La débrouillardise : Article 15 ou cailloux en République démocratique du Congo, « kilaka » au Rwanda et au Burundi, représente une source de revenus subsidiaires pour boucler les fins du mois difficiles, mais aussi un signe d’irresponsabilité sociale des Etats à l’égard de leur population.

Quand la notion de débrouillardise signifie ingéniosité ou soif de vivre dans différents pays occidentaux, ce n’est pas le cas dans les pays des Grands Lacs, à savoir en RD Congo, au Rwanda et au Burundi. La notion de débrouillardise fait toujours référence à l’absence de choix, aux carences d’autres éventualités, alternatives ou possibilités susceptibles de permettre à une population de mieux vivre.

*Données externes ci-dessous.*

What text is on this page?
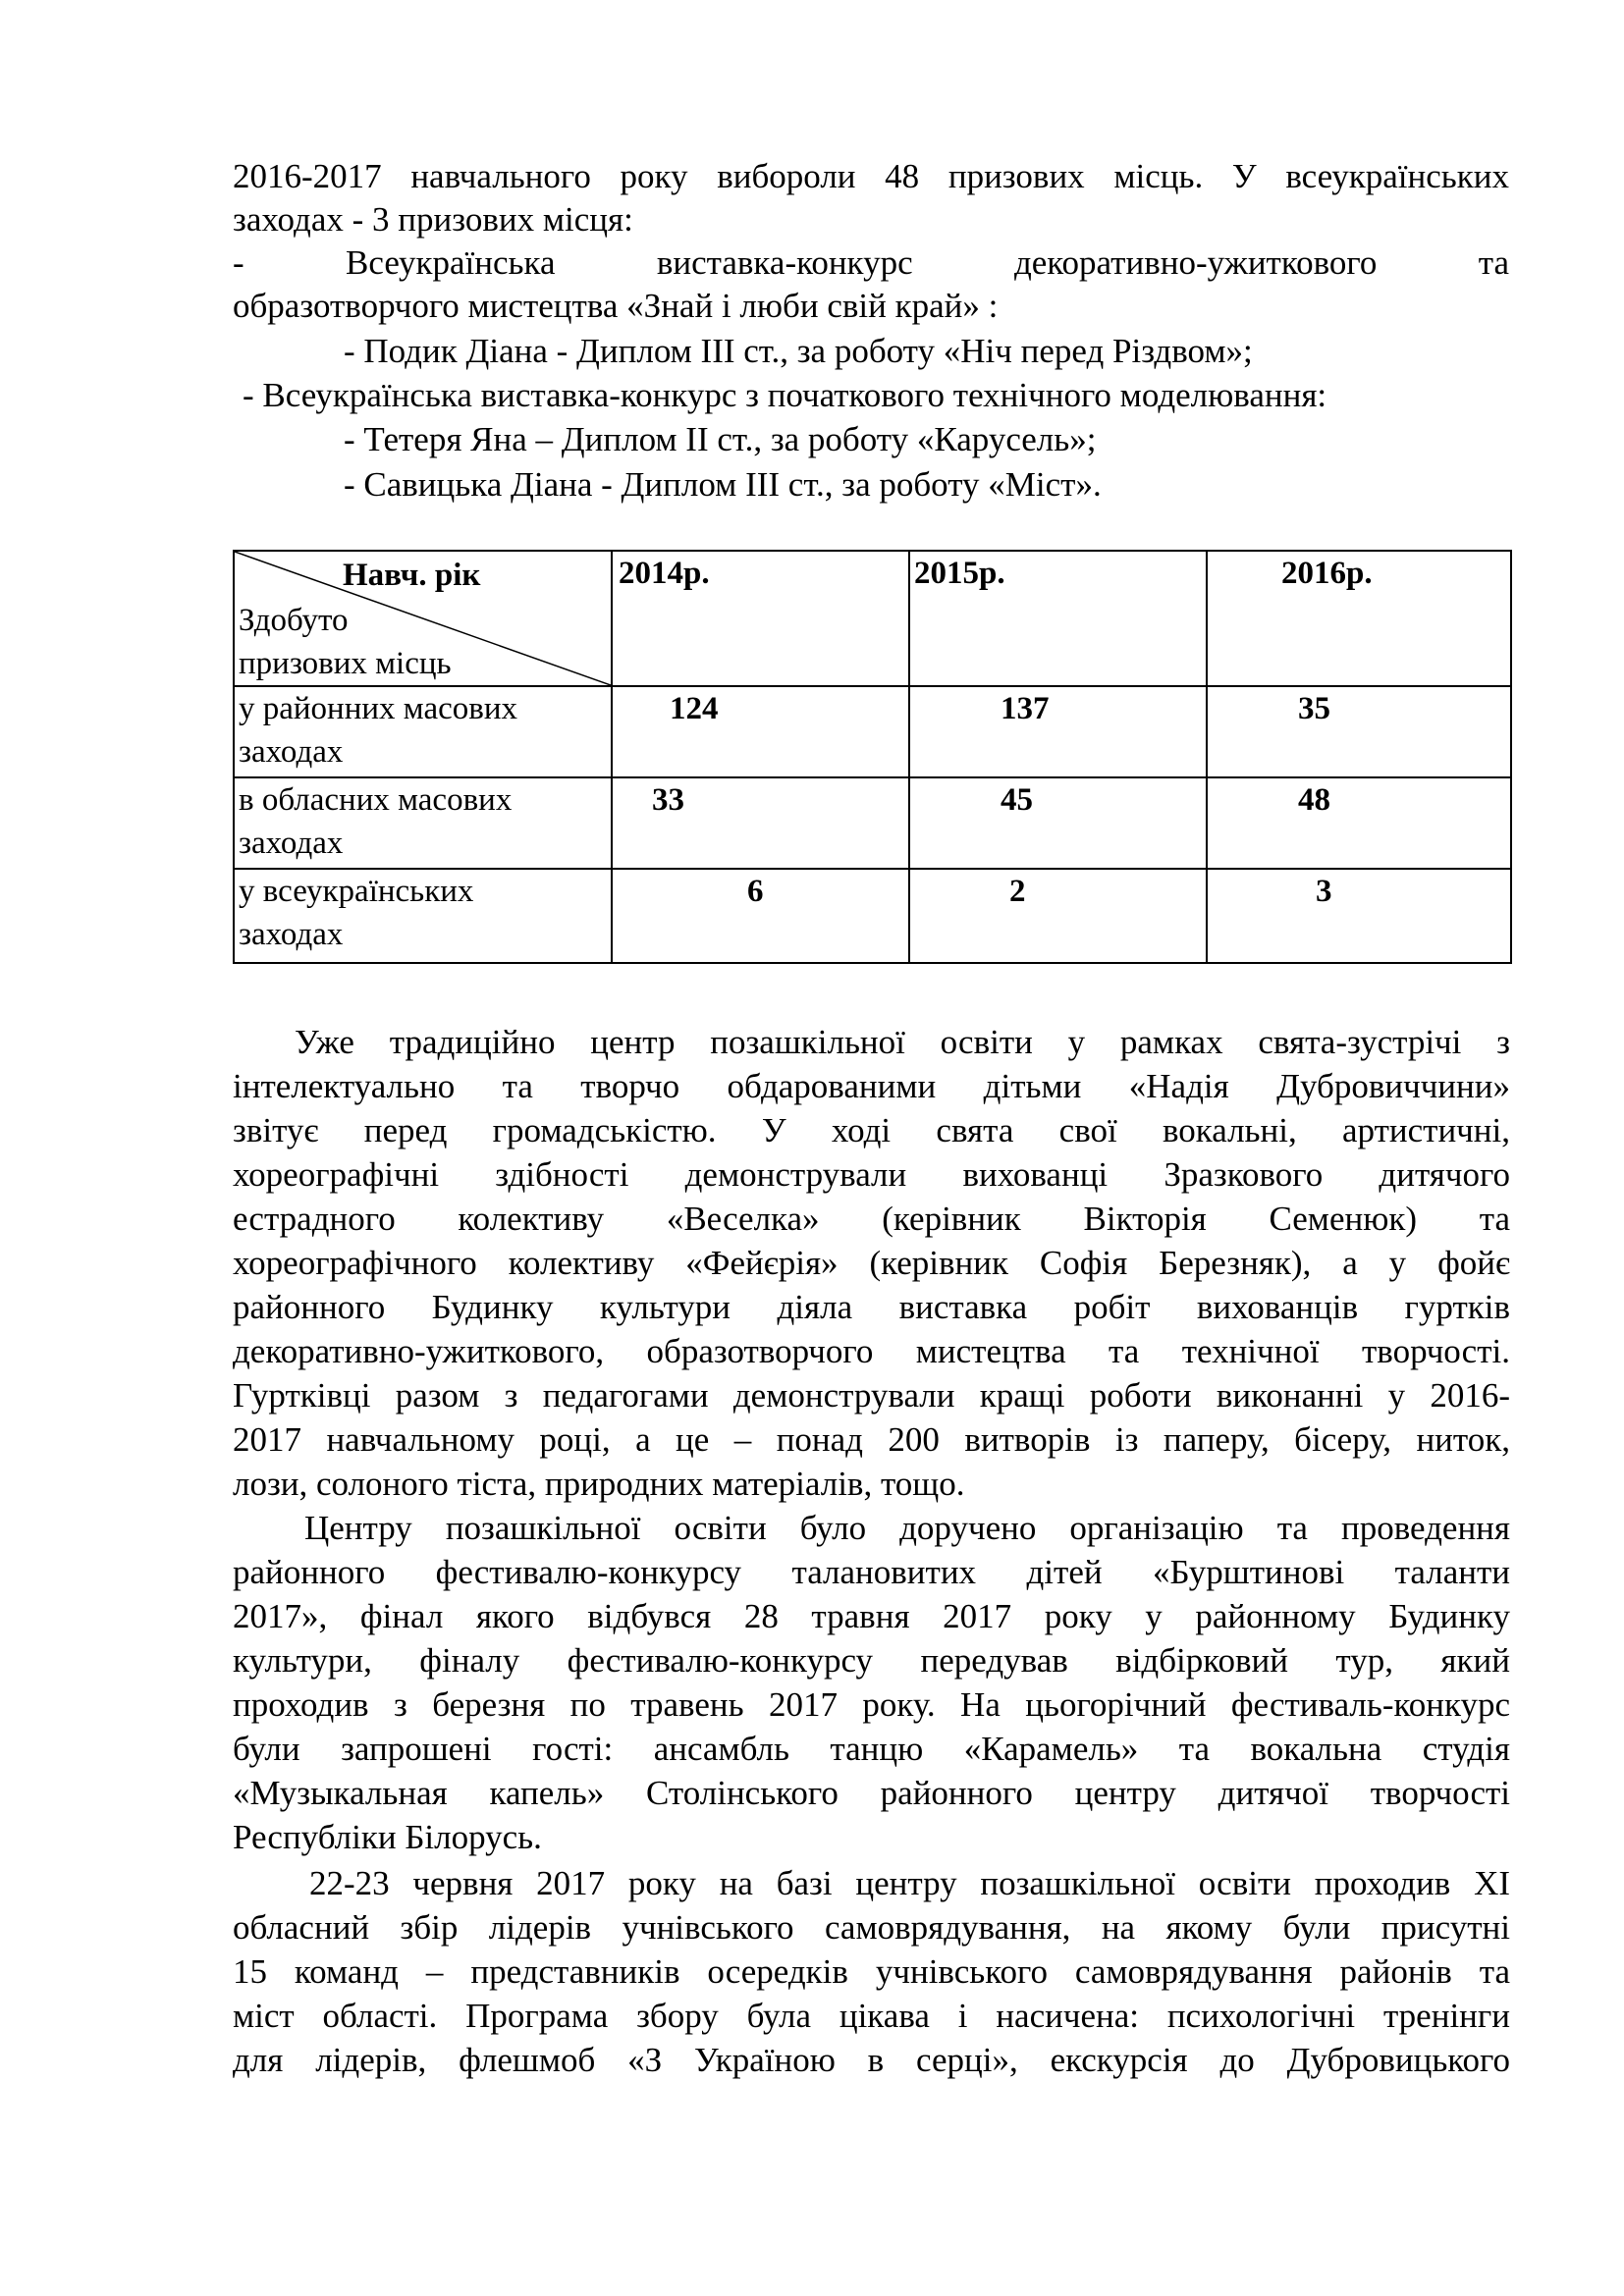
2016-2017 навчального року вибороли 48 призових місць. У всеукраїнських
заходах - 3 призових місця:
-	Всеукраїнська	виставка-конкурс	декоративно-ужиткового	та
образотворчого мистецтва «Знай і люби свій край» :
- Подик Діана - Диплом ІІІ ст., за роботу «Ніч перед Різдвом»;
- Всеукраїнська виставка-конкурс з початкового технічного моделювання:
- Тетеря Яна – Диплом ІІ ст., за роботу «Карусель»;
- Савицька Діана - Диплом ІІІ ст., за роботу «Міст».
Навч. рік
Здобуто
призових місць	2014р.	2015р.	2016р.

у районних масових
заходах	124	137	35

в обласних масових
заходах	33	45	48

у всеукраїнських
заходах	6	2	3
Уже традиційно центр позашкільної освіти у рамках свята-зустрічі з
інтелектуально та творчо обдарованими дітьми «Надія Дубровиччини»
звітує перед громадськістю. У ході свята свої вокальні, артистичні,
хореографічні здібності демонстрували вихованці Зразкового дитячого
естрадного колективу «Веселка» (керівник Вікторія Семенюк) та
хореографічного колективу «Фейєрія» (керівник Софія Березняк), а у фойє
районного Будинку культури діяла виставка робіт вихованців гуртків
декоративно-ужиткового, образотворчого мистецтва та технічної творчості.
Гуртківці разом з педагогами демонстрували кращі роботи виконанні у 2016-
2017 навчальному році, а це – понад 200 витворів із паперу, бісеру, ниток,
лози, солоного тіста, природних матеріалів, тощо.
Центру позашкільної освіти було доручено організацію та проведення
районного фестивалю-конкурсу талановитих дітей «Бурштинові таланти
2017», фінал якого відбувся 28 травня 2017 року у районному Будинку
культури, фіналу фестивалю-конкурсу передував відбірковий тур, який
проходив з березня по травень 2017 року. На цьогорічний фестиваль-конкурс
були запрошені гості: ансамбль танцю «Карамель» та вокальна студія
«Музыкальная капель» Столінського районного центру дитячої творчості
Республіки Білорусь.
22-23 червня 2017 року на базі центру позашкільної освіти проходив ХІ
обласний збір лідерів учнівського самоврядування, на якому були присутні
15 команд – представників осередків учнівського самоврядування районів та
міст області. Програма збору була цікава і насичена: психологічні тренінги
для лідерів, флешмоб «З Україною в серці», екскурсія до Дубровицького
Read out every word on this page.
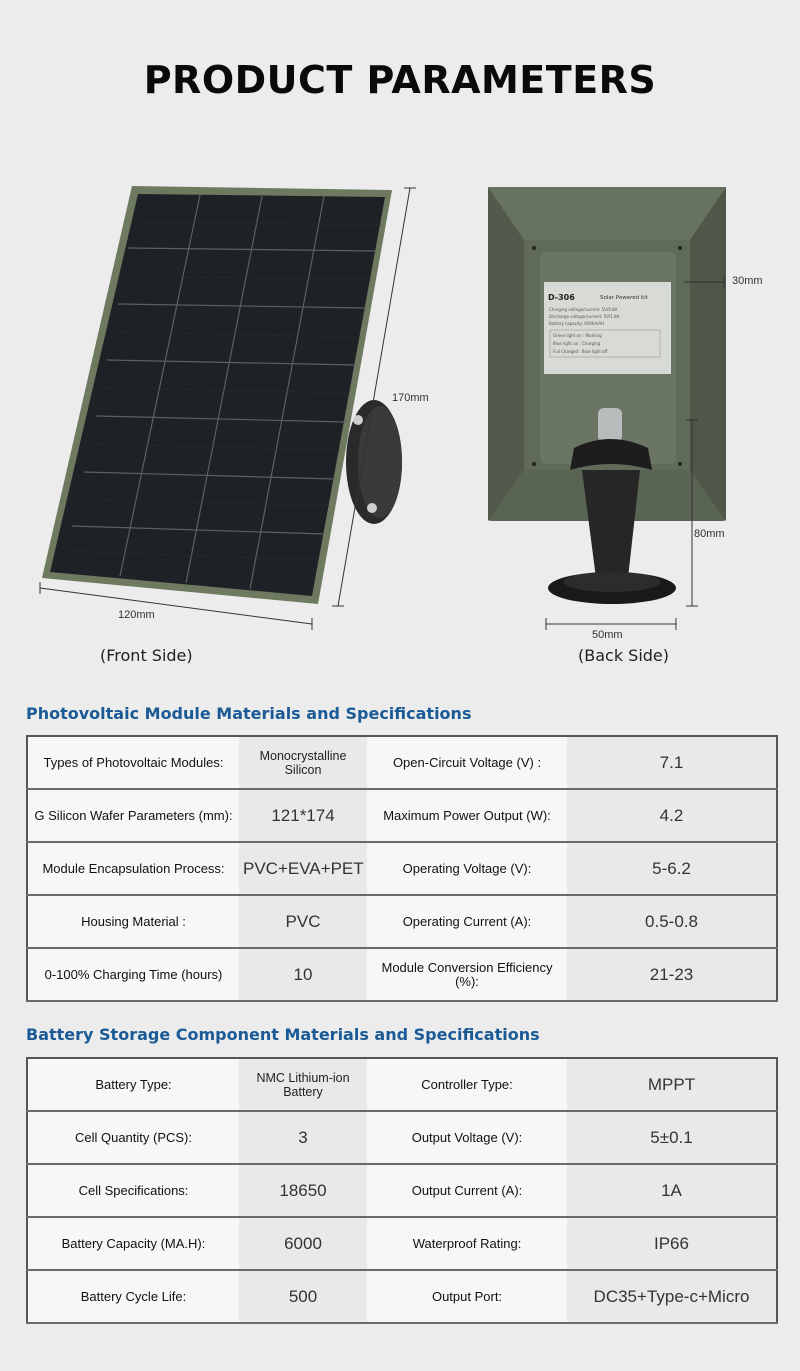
PRODUCT PARAMETERS
120mm
170mm
(Front Side)
D-306	Solar Powered kit
Charging voltage/current: 5V/0.8A
Discharge voltage/current: 5V/1.8A
Battery capacity: 6000mAH
Green light on : Working
Blue light on : Charging
Full Charged : Blue light off
30mm
80mm
50mm
(Back Side)
Photovoltaic Module Materials and Specifications
Types of Photovoltaic Modules:	Monocrystalline Silicon	Open-Circuit Voltage (V) :	7.1
G Silicon Wafer Parameters (mm):	121*174	Maximum Power Output (W):	4.2
Module Encapsulation Process:	PVC+EVA+PET	Operating Voltage (V):	5-6.2
Housing Material :	PVC	Operating Current (A):	0.5-0.8
0-100% Charging Time (hours)	10	Module Conversion Efficiency (%):	21-23
Battery Storage Component Materials and Specifications
Battery Type:	NMC Lithium-ion Battery	Controller Type:	MPPT
Cell Quantity (PCS):	3	Output Voltage (V):	5±0.1
Cell Specifications:	18650	Output Current (A):	1A
Battery Capacity (MA.H):	6000	Waterproof Rating:	IP66
Battery Cycle Life:	500	Output Port:	DC35+Type-c+Micro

La débrouillardise, appelée communément "Article 15" ou "cailloux" en RD Congo, "kilaka" au Burundi et au Rwanda, rappelle à la population que l’Etat ne peut tout faire pour assurer sa survie ; il lui revient aussi de penser et de voir comment vivre autrement.

Si en RD Congo, la notion d’Article 15 ou de cailloux n’est plus d’actualité, puisqu’elle date des années 1980, où les employés de la fonction publique (Etat) ne parvenaient pas à vivre avec un salaire moyen de 10 000 zaires, soit 2 US dollars de l’époque de Mobutu, et étaient obligés de recourir au cumul des fonctions pour nouer les deux bouts du mois, le kilaka, ou débrouillardise au Rwanda et au Burundi, date des années d’après guerres, en 1994 pour le Rwanda et 1993 pour le Burundi.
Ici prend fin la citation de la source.